Inside the KN Client Analysis Process
This is Glen Anderson again; Group Program Manager for the KN team. In last week’s blog entry I compared and contrasted KN client analysis with desktop search indexing. This week I’m going to continue to talk about the details behind KN client analysis and answer some additional common questions. Hopefully this will help you better understand how it works and why we made some of the decisions we made. I suggest you read last week’s blog entry describing KN and Desktop Search if you haven’t already, since it provides an overview of the key steps in the analysis process.
Why Not Analyze Sources Other Than Email?
First, let’s be clear about the sources of information that KN client analysis actually looks at in order to create the best possible profile recommendations for you. Some of these are optional (user-selected and controlled as we described in the Dispelling the Myths entry) via the KN UI settings (such as whether you import data from our Outlook Contacts folder) but I won’t make that distinction here.
For contacts, KN mines the following sources:
· To, From, CC, and BCC fields in the headers of your actual email interactions with others
· Outlook Contacts
· IM Contacts from MSN Messenger, Windows Messenger, and Office Communicator
· Active Directory - SharePoint pulls your manager, your direct reports as well as your manager’s direct reports from the Active Directory profile import process and assigns these people as your default “Colleagues”
· SharePoint My Site “Colleagues” – SharePoint 2007 enables you add and manage your list of Colleagues so KN synchronizes that list with your recommended profile
For keywords KN mines the subject and body of your email interactions with others. KN is not mining information in attachments. There are many other sources of information that come to mind that provide “digital clues” as to what you know like Instant Messaging conversations, documents authored and read, blogs, and other in-house expertise systems.
So why doesn’t KN include these sources in our keyword generation algorithms? The answer really comes down to a technical challenge and a practical perspective. We have spent over 2 years experimenting, tuning, and adjusting our keyword generation algorithms with email as the data source. I’m sure you can appreciate the variability and complexity of email when you start to consider how to extract “meaning” and “concepts” across different writing styles, dialects, subjects, and user habits. The way KN makes sense of all this is through a weighted relevance scheme – overall “relevance” of a keyword is computed by weighting many different factors for each instance of the keyword. Technically, as soon as you add a second data source, things start to get much more complicated. KN would need a different set of weightings for this other data source that when merged with the email weightings yields a better overall result. Not impossible, but definitely costly. Given that reality, we looked at what value most KN users might get for the additional cost (including time to market) of adding one or more data sources.

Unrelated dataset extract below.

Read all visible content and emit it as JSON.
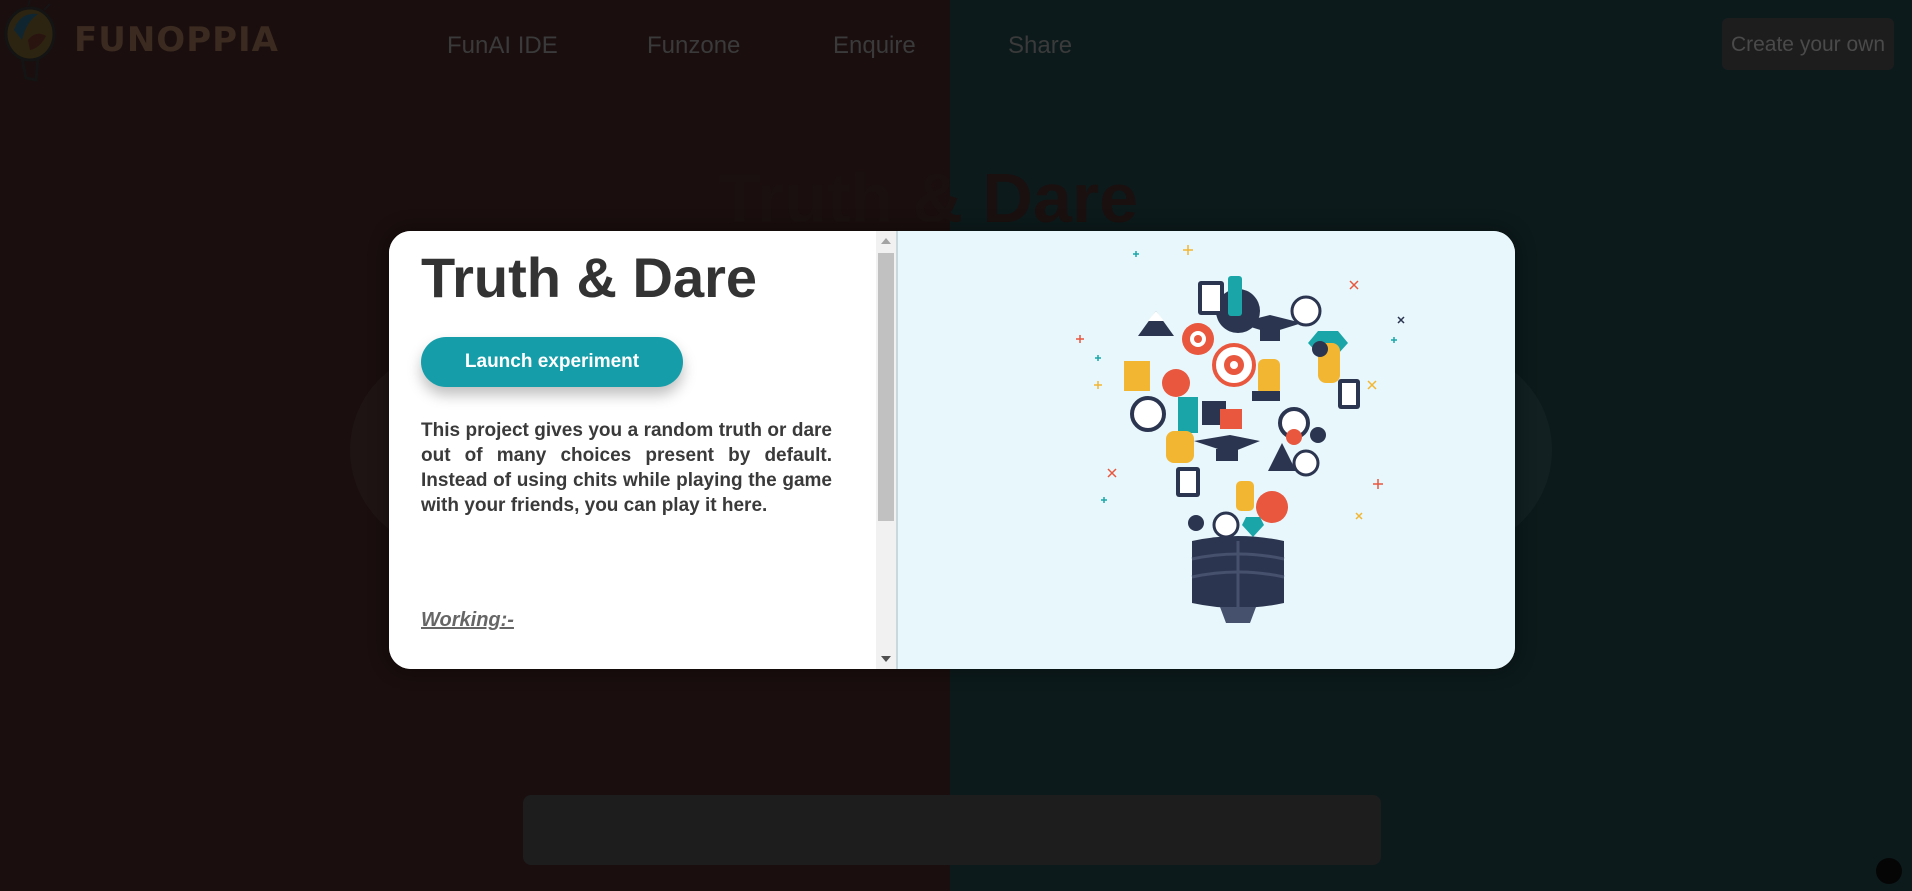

The answer becomes pretty clear at this point. Email is by far the richest and most pervasive source of tacit knowledge in the enterprise today. IM doesn’t come close (it might some day) and furthermore, IM conversations are not consistently saved anywhere which means they wouldn’t help at all building the initial profile. Blogs don’t come close – they are a relatively new phenomenon. Documents present relatively good source information, but are nowhere near as pervasive and universally authored by workers in general.
So the bottom line is what I like to call an instance of the 80/20 rule. Mining email may give you 80% of the value for 20% of the cost. And it provides you with potentially the most treasured tacit knowledge – the emerging knowledge of the enterprise.
That’s not to say KN won’t add other data sources in the future. The KN team will be considering the value provided and feedback from customers’ real experiences using the product.
Won’t Spam Affect My Profile?
We all get spam email; whether it is actual spam from outside the organization, endless discussions on distribution lists or mailing lists we are part of, or even people within our organizations CC’ing us on everything under the sun. A common question people have is: Won’t this affect the quality of my profile? Well, the answer is: not really. When determining which keywords and contacts to associate with you and recommend for your profile, KN is careful to account for and deemphasize these types of items. Following are some of the techniques KN uses:
· In order for people to be recommended as contacts of yours, they need to meet a minimum interaction (email) threshold both in the total number of emails and the number of emails in each direction. So if you’ve never replied to a particular person for example, she will never be considered a contact of yours.
· In order for a keyword to be recommended for your profile, there not only is a minimum number of times the phrase must have occurred in your emails, but it must have been “authored” (i.e., in a mail sent by you) a minimum number of times as well.
· Oh and by the way, we don’t look at your Outlook Junk E-Mail folder.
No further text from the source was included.